Birkaç adım yürüdük. Yavaşça koluma girdi ve gayet basit şeylerden bahsedermiş gibi renksiz bir sesle konuşmaya başladı: “Demek beni anlamaya çalışacaksın? Fena fikir değil... Fakat bana öyle geliyor ki, boşuna emek… Yalnız bazen iyi bir arkadaş olabileceğimi zannediyorum... Zaman gösterecek... Ufak tefek kavgalar edersem ehemmiyeti yok. Aldırmazsınız.” Yolun ortasında durdu, sağ elinin şahadetparmağını, bir çocuğa uslu durmasını tembih eder gibi, kaldırıp salladı: “Şuna dikkat edin ki, benden herhangi bir şey istediğiniz gün her şey bitmiş demektir. Hiçbir şey, anlıyor musunuz, hiçbir şey istemeyeceksiniz...” Sonra meçhul bir düşmanıyla kavga ediyormuş gibi hırçın bir sesle devam etti. “Dünyada sizden, yani bütün erkeklerden niçin bu kadar çok nefret ediyorum biliyor musunuz? Sırf böyle en tabii haklarıymış gibi insandan birçok şeyler istedikleri için... Beni yanlış anlamayın, bu taleplerin muhakkak söz haline gelmesi şart değil... Erkeklerin öyle bir bakışları, öyle bir gülüşleri, ellerini kaldırışları, hülasa kadınlara öyle bir muamele edişleri var ki... Kendilerine ne kadar fazla ve ne kadar aptalca güvendiklerini fark etmemek için kör olmak lazım. Herhangi bir şekilde talepleri reddedildiği zaman düştükleri şaşkınlığı görmek, küstahça gururlarını anlamak için kâfidir. Kendilerini daima bir avcı, bizi zavallı birer av olarak düşünmekten asla vazgeçmiyorlar. Bizim vazifemiz sadece tabi olmak, itaat etmek, istenilen şeyleri vermek... Biz isteyemeyiz, kendiliğimizden bir şey vermeyiz... Ben bu ahmakça ve küstahça erkek gururundan tiksiniyorum. Anlıyor musunuz? Sizinle, bunun için dost olabileceğimizi zannediyorum. Çünkü halinizde o manasız kendine güvenme yok... Fakat bilmem... Ne kuzuların ağzından vahşi kurt dişlerinin sırıttığını gördüm...”

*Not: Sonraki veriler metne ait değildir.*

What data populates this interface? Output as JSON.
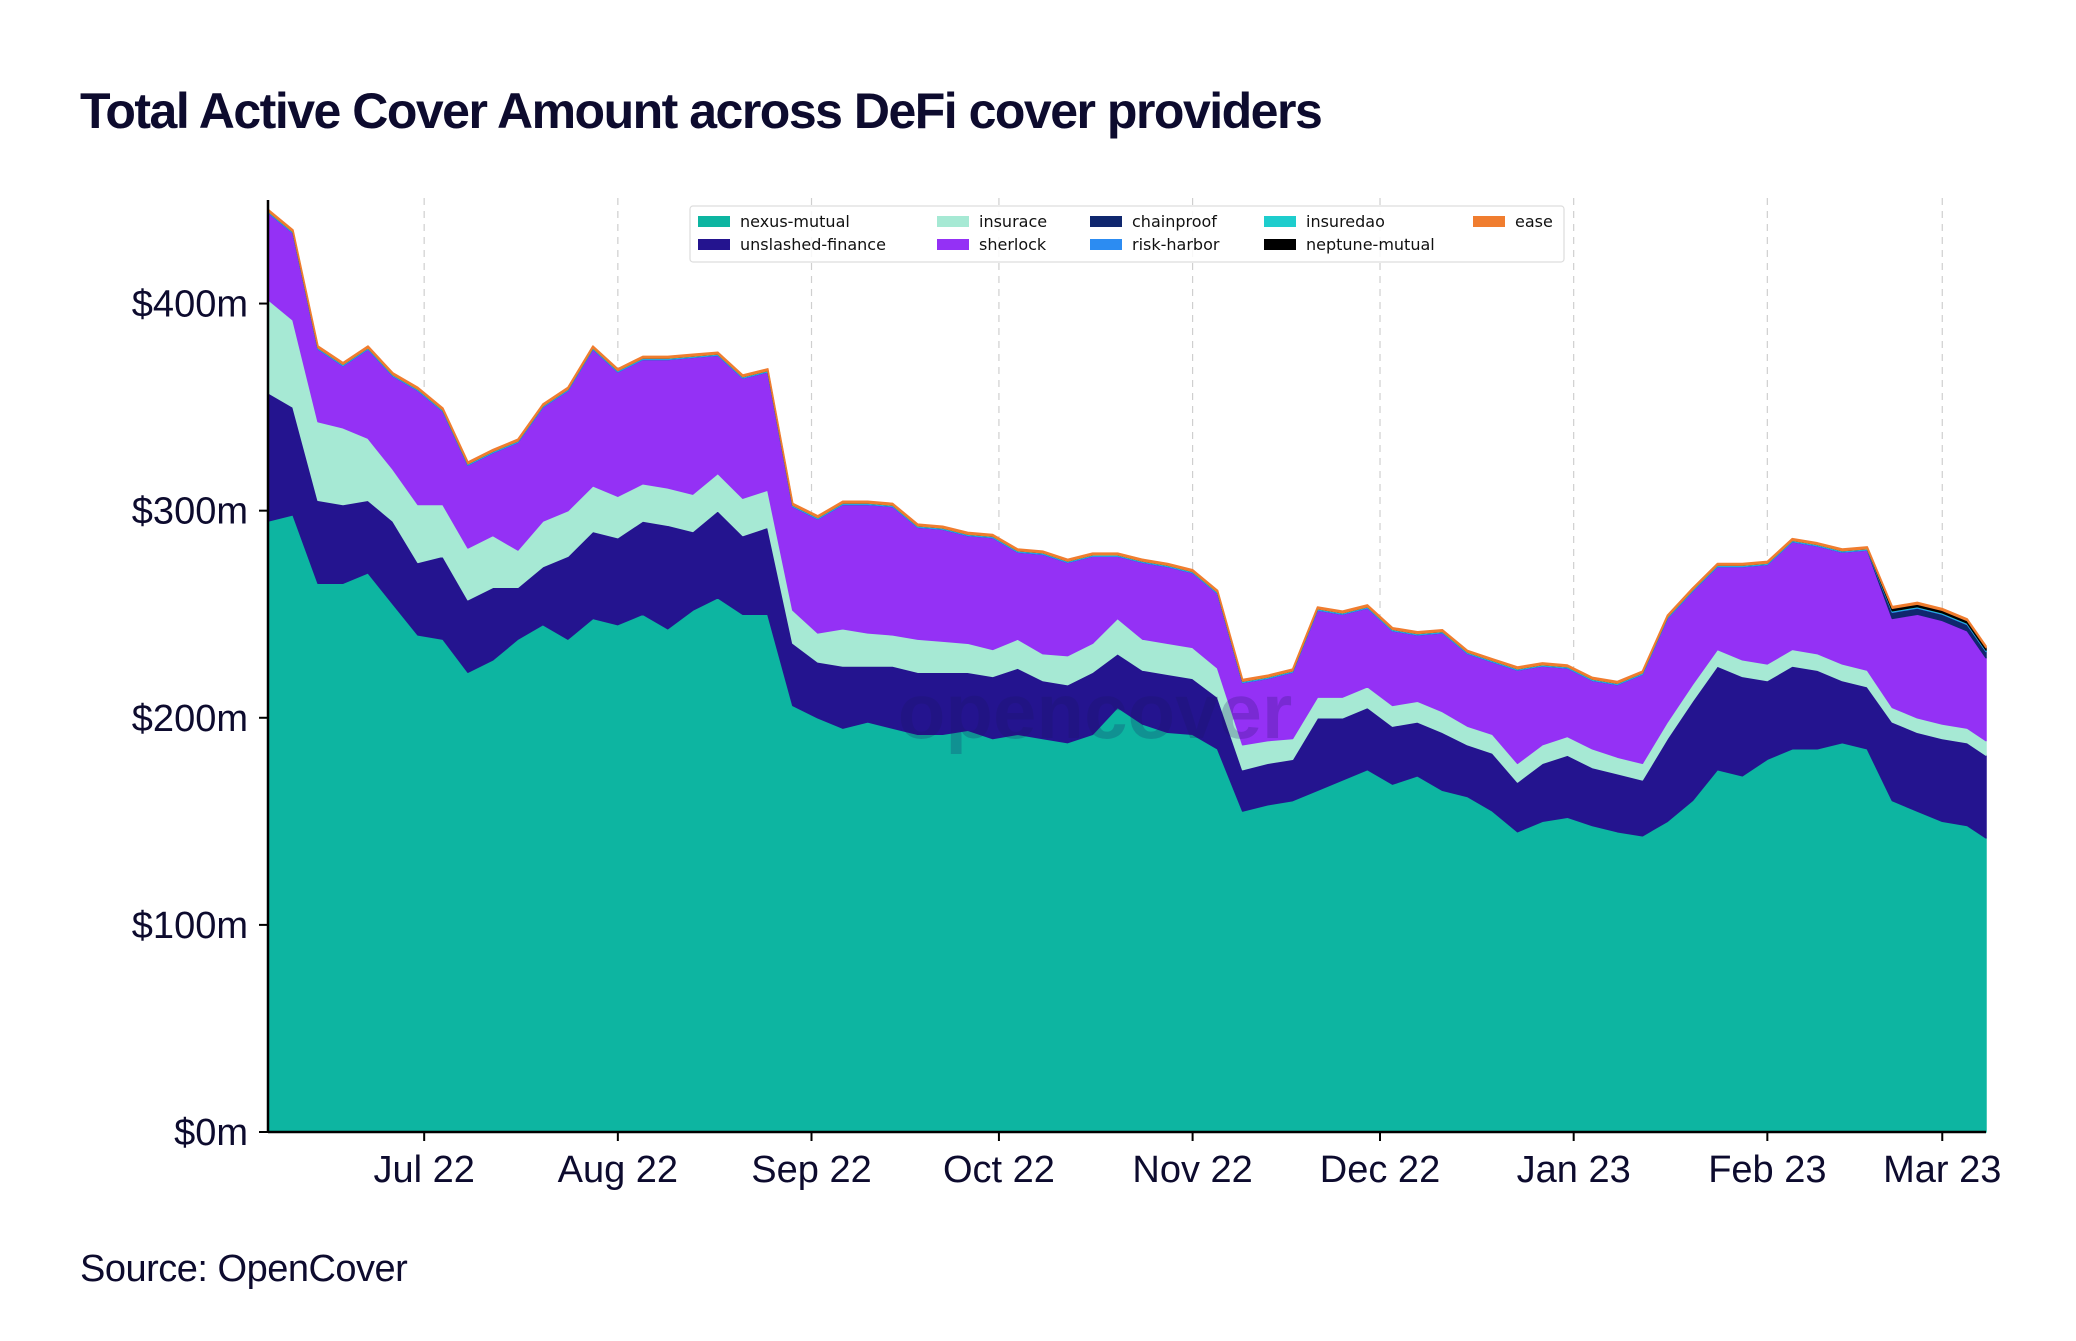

Sözlerinin ortasına doğru tekrar yürümeye başlamıştık. Acele ve sert adımlar atıyordu. Gözlerini kâh yere, kâh gökyüzüne dikerek elleriyle işaretler yaparak konuşuyordu. Cümlelerin arasında, sözünü bitirmiş hissini verecek kadar uzun fasılalar bırakıyor ve bu sırada gözlerini tekrar yarı kapayarak yoluna devam ediyordu. Bir hayli yürüdük. Gene uzun bir sükûta dalmıştı. Ben de korka korka yanında gidiyor ve susuyordum.

Tiergarten civarındaki sokaklardan birinde, üç katlı taş bir binanın önünde durdu. “Ben burada oturuyorum. Annemle beraber” dedi. “Sözümüze yarın devam ederiz. Fakat oraya gelmeyin... Size o halimle görünmekten memnun olmayacağımı zannediyorum. Bunu lehinize bir nokta olarak kaydedebilirsiniz. Yarın gündüzün buluşalım... Beraber dolaşırız. Benim Berlin’de kendime mahsus gezinti yerlerim vardır. Bakalım hoşunuza gider mi? Haydi şimdilik iyi geceler... Bir dakika! Hâlâ isminizi bilmiyorum!”

“Raif!”

“Raif mi? Bu kadarcık mı?”

“Hatipzade Raif!”

“A, imkânı yok... Ne aklımda tutabilirim, ne de söyleyebilirim! Sadece Raif desem olmaz mı?”

“Daha memnun olurum!”

“Siz de bana sadece Maria diyebilirsiniz... Söyledim ya, minnet altında kalmak istemem!”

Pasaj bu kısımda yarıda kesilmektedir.